On the other hand, these two disciples responded to the empty tomb and the grave cloths and the rolled up face cloth by, of all things, simply returning home. No Easter proclamation, no joining others in jubilation. They just returned home. So what did they believe anyway? Maybe they only now believed poor Mary’s theory about Jesus’ body being taken from its place. In fact, we could say that they now believed Mary’s witness—that some people have indeed intruded into this sacred place and removed the body of the Lord. It may no longer be dark on this first day morning, but it seems that everyone at the tomb has remained in darkness.


(The Easter Day Gospel lection in the Roman Catholic Lectionary concludes with the ninth verse of the chapter, providing more a Markan sense of a “short ending” rather than the full witness of this Johannine narrative. But such a short ending leaves everyone—including Peter, Mary, and the other disciple--in a state of ambiguity. Mary weeps at the empty tomb and the other two have not yet believed the scriptures and have just returned home (literally, “to themselves”).

If no canon of the church is violated, the story and the homily must continue until there is light rather than darkness on Easter Day.)


Now Mary had obviously come back to the tomb following the two disciples and

remained there after they went home. Now, she stands outside the tomb weeping in her loss and uncertainty. Still weeping, she bent over to look in the tomb and saw “two angels in white sitting there, one at the head and one at the feet where the body of Jesus had been.” A very different scene from what greeted the two disciples when they entered the tomb. Now comes that question for the ages—“Woman, why are you weeping?” It is a question Christ’s people hear every Easter morning, whether we remain in darkness or dwell in the light.
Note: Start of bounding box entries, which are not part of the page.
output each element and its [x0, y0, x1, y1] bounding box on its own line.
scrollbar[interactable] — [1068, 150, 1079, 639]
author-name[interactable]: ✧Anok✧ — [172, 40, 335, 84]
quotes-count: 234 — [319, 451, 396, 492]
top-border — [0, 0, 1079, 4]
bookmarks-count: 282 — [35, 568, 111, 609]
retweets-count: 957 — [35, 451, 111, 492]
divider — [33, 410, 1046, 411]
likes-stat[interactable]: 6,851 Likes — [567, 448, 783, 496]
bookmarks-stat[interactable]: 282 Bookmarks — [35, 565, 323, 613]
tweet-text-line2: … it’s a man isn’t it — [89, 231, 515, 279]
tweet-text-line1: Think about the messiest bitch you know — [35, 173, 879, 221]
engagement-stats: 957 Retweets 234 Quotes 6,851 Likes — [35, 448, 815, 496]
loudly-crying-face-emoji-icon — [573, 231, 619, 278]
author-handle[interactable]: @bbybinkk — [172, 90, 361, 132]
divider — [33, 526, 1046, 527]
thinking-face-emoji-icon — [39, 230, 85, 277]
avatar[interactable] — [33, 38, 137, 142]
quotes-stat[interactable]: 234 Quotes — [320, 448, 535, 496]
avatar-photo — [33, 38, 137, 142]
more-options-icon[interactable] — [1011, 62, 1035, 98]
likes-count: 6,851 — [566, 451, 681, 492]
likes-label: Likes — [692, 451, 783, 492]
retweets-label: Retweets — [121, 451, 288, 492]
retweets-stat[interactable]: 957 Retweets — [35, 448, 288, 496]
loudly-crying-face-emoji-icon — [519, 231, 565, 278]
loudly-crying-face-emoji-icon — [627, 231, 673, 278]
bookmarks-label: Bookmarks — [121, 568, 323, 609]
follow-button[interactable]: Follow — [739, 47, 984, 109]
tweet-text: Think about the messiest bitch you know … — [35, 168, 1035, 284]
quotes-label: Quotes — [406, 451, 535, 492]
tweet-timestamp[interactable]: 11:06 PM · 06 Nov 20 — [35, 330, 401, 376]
Mary’s response is to run the same script about some unnamed group who have taken the body of her Lord. But Mary now speaks as the one solitary follower of Jesus remaining at the tomb--she does not know where they have put him. There is not

even a hint of the community left in her lament. Even the appearance of two angels seems not enough to snap Mary out of her fixation on this “earthly” issue of the whereabouts of the body of the deceased Jesus. She then turns away from

them—amazing in itself and revealing a grief that refuses to have any interest even in a pair of angels! As she turns, she sees Jesus there, but does not know it is her Lord. In fact, she assumes that he is a gardener. Again, she is asked, “Woman, why are you weeping?”…this time by the “gardener.” The stranger also asks, “Whom are you looking for?” Mary pleads with this gardener to tell her if he has taken Jesus away. If so, she will take him.


Mary is still in the dark. Her issue, and that of the others, remains the question of a dead body and who has control over it. Perhaps we need a judge to settle this matter! Hers is the stance of a church that lives three days before Easter—just operating in a “caretaking” mode. Taking care of the building, the dwindling

parishioners, the endowment. Taking care of Jesus as if he remained among the dead.


What a pity for Christ’s own to remain in such darkness.


It is at this point that morning comes, daybreak on the first day of the week. The risen Lord speaks her name. “Mary,” he says. She turns and recognizes her living Lord. “Rabbouni,” she exclaims. “Teacher,” she says. One of the sheep has recognized the voice of its Shepherd as it is called by name. “Mary.” (Other names of those in the assembly may be added here as well.) And named by our risen Lord, we exclaim with Mary our Easter joy. Oh, Mary does try to cling to her Teacher, but the moment cannot be protracted. It is time for her to go and tell the good news of Easter that Christ is going “to my Father and your Father, to my God and your God.” And so she runs and announces to the disciples, “I have seen the Lord!” The apostle to the apostles runs in the light of this new day. She is filled with good news and she proclaims it with joy.


Now Peter and the other disciple and all of us can join in our “alleluias.” “Christ is risen,” Mary proclaims. And we answer with great joy, “He is risen indeed!”